Apache Kafka Connector
Apache Kafka Connector – Connectors are the components of Kafka that could be setup to listen the changes that happen to a data source like a file or database, and pull in those changes automatically.
Apache Kafka Connector Example – Import Data into Kafka
In this Kafka Connector Example, we shall deal with a simple use case. We shall setup a standalone connector to listen on a text file and import data from the text file. What it does is, once the connector is setup, data in text file is imported to a Kafka Topic as messages. And any further data appended to the text file creates an event. These events are being listened by the Connector. The change in data is written to the Kafka Topic.
For this example, we shall try using the default configuration files, to keep things simple for understanding. Following is a step by step guide :
1. Create a Text File
We shall create a text file, test.txt next to bin folder.
arjun@tutorialkart:~/kafka_2.12-1.0.0$ ls
bin config data libs LICENSE logs NOTICE site-docs test.txt
arjun@tutorialkart:~/kafka_2.12-1.0.0$ cat test.txt
Hello!
Welcome to TutorialKart
Learn Apache Kafka
2. Start Zookeeper and Kafka Cluster
Navigate to the root of Kafka directory and run each of the following commands in separate terminals to start Zookeeper and Kafka Cluster.
$ bin/zookeeper-server-start.sh config/zookeeper.properties
$ bin/kafka-server-start.sh config/server.properties
3. Start Kafka Standalone Connector
To start a standalone Kafka Connector, we need following three configuration files.
- connect-standalone.properties
- connect-file-source.properties
- connect-file-sink.properties
Kafka by default provides these configuration files in config folder. We shall use those config files as is. If you go through those config files, you may find in connect-file-source.properties, that the file is test.txt, which we have created in our first step.
Run the following command from the kafka directory to start a Kafka Standalone Connector :
bin/connect-standalone.sh config/connect-standalone.properties config/connect-file-source.properties config/connect-file-sink.properties
You might observe some lines printed to the console as shown below :
arjun@tutorialkart:~/kafka/kafka_2.11-0.11.0.0$ bin/connect-standalone.sh config/connect-standalone.properties config/connect-file-source.properties config/connect-file-sink.properties
[2017-11-02 10:44:28,136] INFO Registered loader: sun.misc.Launcher$AppClassLoader@764c12b6 (org.apache.kafka.connect.runtime.isolation.DelegatingClassLoader:199)

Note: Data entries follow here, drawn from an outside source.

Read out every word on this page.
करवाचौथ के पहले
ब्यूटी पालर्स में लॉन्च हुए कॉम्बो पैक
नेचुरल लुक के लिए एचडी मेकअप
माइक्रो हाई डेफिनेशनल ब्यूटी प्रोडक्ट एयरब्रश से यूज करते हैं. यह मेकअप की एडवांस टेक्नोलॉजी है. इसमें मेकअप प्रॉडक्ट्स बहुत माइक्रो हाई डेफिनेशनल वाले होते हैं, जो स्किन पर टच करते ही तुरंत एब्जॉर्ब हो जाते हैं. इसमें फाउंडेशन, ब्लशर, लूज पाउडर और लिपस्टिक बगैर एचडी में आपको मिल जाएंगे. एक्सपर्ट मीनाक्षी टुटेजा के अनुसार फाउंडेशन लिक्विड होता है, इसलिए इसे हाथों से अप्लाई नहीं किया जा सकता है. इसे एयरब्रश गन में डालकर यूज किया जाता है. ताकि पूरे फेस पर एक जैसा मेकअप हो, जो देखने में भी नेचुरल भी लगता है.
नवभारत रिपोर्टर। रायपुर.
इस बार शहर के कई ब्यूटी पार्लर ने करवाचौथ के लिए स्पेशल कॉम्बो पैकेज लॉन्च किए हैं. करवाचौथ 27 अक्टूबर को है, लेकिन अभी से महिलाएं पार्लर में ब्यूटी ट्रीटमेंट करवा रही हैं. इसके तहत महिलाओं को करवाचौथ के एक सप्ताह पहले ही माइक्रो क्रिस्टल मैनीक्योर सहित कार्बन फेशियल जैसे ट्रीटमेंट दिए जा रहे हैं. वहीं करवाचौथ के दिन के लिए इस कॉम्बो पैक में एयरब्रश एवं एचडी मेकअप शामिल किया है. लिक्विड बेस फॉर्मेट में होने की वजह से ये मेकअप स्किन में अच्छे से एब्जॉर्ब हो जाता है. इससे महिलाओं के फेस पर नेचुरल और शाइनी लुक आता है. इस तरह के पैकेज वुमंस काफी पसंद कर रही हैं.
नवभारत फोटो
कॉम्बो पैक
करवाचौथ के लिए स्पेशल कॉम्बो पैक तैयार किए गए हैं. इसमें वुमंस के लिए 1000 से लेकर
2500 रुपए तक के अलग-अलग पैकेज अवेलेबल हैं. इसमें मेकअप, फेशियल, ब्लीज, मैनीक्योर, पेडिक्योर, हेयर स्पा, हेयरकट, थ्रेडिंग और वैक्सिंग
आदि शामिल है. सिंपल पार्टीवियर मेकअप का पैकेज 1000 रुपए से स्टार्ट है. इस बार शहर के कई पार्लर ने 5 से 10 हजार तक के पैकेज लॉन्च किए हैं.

[2017-11-02 10:44:28,139] INFO Added plugin 'org.apache.kafka.connect.tools.MockSourceConnector' (org.apache.kafka.connect.runtime.isolation.DelegatingClassLoader:132)
[2017-11-02 10:44:28,139] INFO Added plugin 'org.apache.kafka.connect.tools.MockConnector' (org.apache.kafka.connect.runtime.isolation.DelegatingClassLoader:132)
[2017-11-02 10:44:28,140] INFO Added plugin 'org.apache.kafka.connect.file.FileStreamSourceConnector' (org.apache.kafka.connect.runtime.isolation.DelegatingClassLoader:132)
[2017-11-02 10:44:28,140] INFO Added plugin 'org.apache.kafka.connect.tools.MockSinkConnector' (org.apache.kafka.connect.runtime.isolation.DelegatingClassLoader:132)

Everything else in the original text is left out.